Let's use ImmPort as an example. There is a lot going on in the Dockerfile
,
but deep down, aside from copying the code, it sets up the environment specific
to ImmPort crawling, which consists of things like the Python dependencies,
Google Chrome, and Chromedriver. Then it sets up the BioThings user which is
common across all containers so it won't run into permission issues when
creating files and directories. Then it installs cron
, so that we can have
tasks run periodically.
The container starts by running cron
as its only foreground task. It reads
/etc/crontab
and crontab
file asks cron to run our shell script
run-spider.sh
on startup and also periodically (as root, explained later).
Our script starts the actual spider.py
by running the scrapy
command which
was installed as a dependency.
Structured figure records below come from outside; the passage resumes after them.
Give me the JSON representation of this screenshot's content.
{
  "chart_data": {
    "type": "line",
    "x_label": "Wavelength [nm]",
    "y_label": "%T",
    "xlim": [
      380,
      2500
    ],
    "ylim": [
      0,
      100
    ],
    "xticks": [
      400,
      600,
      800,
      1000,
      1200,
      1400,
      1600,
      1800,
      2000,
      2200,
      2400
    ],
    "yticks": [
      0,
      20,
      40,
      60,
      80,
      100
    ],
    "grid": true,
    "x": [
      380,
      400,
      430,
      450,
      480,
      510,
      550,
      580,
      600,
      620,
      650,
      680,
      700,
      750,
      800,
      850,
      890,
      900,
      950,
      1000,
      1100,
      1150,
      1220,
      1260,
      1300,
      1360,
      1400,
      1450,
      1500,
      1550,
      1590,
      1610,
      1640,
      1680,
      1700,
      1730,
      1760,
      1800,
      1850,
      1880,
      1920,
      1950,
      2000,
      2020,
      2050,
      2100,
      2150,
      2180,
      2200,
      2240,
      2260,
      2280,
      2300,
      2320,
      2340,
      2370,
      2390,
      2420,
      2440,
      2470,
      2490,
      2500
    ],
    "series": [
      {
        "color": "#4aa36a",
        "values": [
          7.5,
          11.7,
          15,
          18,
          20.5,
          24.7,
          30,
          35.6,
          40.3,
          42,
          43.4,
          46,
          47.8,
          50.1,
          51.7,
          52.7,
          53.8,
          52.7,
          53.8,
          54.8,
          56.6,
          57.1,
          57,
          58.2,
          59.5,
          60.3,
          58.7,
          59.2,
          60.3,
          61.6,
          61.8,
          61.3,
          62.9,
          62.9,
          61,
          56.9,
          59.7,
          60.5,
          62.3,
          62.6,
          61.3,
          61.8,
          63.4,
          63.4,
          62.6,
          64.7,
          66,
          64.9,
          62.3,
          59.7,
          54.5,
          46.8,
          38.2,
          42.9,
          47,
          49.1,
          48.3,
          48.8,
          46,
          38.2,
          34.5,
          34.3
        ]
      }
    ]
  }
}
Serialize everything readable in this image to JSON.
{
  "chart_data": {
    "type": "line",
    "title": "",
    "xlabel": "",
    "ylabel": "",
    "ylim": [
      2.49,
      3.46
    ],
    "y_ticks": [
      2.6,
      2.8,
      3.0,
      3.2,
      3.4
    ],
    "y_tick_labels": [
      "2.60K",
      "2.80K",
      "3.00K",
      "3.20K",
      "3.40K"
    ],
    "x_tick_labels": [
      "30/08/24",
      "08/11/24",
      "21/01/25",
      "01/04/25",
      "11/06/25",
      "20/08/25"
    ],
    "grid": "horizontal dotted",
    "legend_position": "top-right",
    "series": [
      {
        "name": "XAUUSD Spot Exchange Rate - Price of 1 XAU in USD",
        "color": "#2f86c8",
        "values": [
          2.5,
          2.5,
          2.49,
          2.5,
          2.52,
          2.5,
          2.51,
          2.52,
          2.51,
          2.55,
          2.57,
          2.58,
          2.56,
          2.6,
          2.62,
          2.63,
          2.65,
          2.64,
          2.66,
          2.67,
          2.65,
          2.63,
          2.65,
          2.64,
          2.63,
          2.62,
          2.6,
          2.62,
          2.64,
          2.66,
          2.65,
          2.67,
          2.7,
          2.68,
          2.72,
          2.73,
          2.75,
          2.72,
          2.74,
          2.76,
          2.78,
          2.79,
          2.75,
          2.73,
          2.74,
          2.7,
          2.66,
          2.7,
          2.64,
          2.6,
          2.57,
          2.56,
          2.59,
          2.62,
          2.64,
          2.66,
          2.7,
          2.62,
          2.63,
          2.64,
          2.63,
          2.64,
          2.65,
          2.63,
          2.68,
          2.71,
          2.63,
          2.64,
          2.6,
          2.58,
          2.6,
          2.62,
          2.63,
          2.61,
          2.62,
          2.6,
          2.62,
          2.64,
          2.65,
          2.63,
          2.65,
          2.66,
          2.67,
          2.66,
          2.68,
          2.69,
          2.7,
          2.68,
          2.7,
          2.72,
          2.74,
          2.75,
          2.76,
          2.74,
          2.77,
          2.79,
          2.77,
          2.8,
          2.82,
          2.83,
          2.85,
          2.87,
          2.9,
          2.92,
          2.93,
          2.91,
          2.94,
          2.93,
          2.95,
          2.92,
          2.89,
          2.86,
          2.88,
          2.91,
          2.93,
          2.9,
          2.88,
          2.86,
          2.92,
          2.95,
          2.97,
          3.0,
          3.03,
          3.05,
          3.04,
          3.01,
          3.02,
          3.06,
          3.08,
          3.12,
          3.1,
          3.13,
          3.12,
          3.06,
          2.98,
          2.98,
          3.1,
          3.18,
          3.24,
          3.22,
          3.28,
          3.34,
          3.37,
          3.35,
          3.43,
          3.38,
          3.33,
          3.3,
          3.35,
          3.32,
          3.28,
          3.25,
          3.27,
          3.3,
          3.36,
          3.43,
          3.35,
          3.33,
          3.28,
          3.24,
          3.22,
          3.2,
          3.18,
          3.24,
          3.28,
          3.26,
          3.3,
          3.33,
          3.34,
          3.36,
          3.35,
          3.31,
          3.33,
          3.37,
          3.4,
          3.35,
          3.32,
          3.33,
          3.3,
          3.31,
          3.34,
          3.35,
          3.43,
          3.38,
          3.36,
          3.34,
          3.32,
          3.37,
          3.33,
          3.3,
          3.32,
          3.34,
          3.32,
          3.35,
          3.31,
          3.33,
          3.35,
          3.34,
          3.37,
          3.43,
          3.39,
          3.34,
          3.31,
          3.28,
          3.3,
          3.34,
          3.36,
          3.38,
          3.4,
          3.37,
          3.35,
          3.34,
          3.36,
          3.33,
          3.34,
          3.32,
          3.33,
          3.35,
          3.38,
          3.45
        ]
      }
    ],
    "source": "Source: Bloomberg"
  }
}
However it does this with three twists: 1) it
obtains a lock file /crawler.lock
so that only one instance would be running
at once. 2) it redirects the standard output and standard error to that of the
PID 1 process (cron
) so that any output of our script propagates to the output
streams that Docker can see, this is done as root because cron has to be run
as root and therefore only root user can write to the output of cron
3) run
the actual scrapy spider as the biothings
user.
Our spider performs the crawling and finally produces
/data/immport_crawled/data.ndjson
and /data/immport_crawled/release.txt
.
Here /data
is a shared volume that all containers should have access to.
After a while, as the all descendants of NDEFileSystemDumper
runs every hour,
the related dumper in
biothings-hub/files/nde-hub/hub/dataload/sources/immport/dumper.py
will pick
up the change and create a hard link in the Hub's data archive directory to the
newly produced file. Then the uploader will take care of uploading it to the
MongoDB configured.
Copy over an existing source, and modify the Dockerfile
as you wish. Nothing
is strictly necessary besides setting up the correct user and permissions. But
it is recommended to keep cron
installed, and reuse docker-entrypoint.sh
.
Re-using the run-spider.sh
is also recommended, but you don't need to use
Scrapy. Write your code to do the crawling and have it save its results to
/data/<source_name>_crawled/data.ndjson
and save the UTC date and time of
at start of crawling, in ISO-8601 to /data/<source_name>_crawled/release.txt
.
Again, do not simply overwrite the files, write to temporary files and rename
them in the end. Build and test your code in a new container, and if that works,
include it in the docker-compose.yml
file.
Then add a new source under biothings-hub/files/nde-hub/hub/dataload/sources
,
create a Python package with __init__.py
, dumper.py
, and uploader.py
. Do
the usual BioThings business there. I would recommend subclassing
biothings-hub/files/nde-hub/hub/dataload/nde.NDEFileSystemDumper
and
biothings-hub/files/nde-hub/hub/dataload/nde.NDESourceUploader
so you only
need to set SRC_NAME
and name
as class variables. Import your dumper and
uploader in the newly created __init__.py
. Re-build and re-start the
biothings-hub
container with your new image. Everything should be ready.
- Due to the data transformation being incomplete. While data can be dumped and uploaded in the Hub, it cannot be indexed to Elasticsearch as it conflicts with the given mapping.
- Cron does not forward signals and does not seem to respond to signals when running as PID 1 process. It is a minor issue but the crawler does not know when it is about to get terminated, so it can't respond to it, like deleting the temporary files. There may also be a very slight chance that it was in the process of renaming the files so you get one file that is newer but the other is not. The file renaming in the Scrapy NDJSON pipeline was designed with this flaw in mind so the data file is renamed before the release information. Combined with how the NDE Dumper only updates when the release is new, this should not be an issue. However, in the long run, cruft temporary files may pile up in the crawler output directories. Just delete them if they become a problem.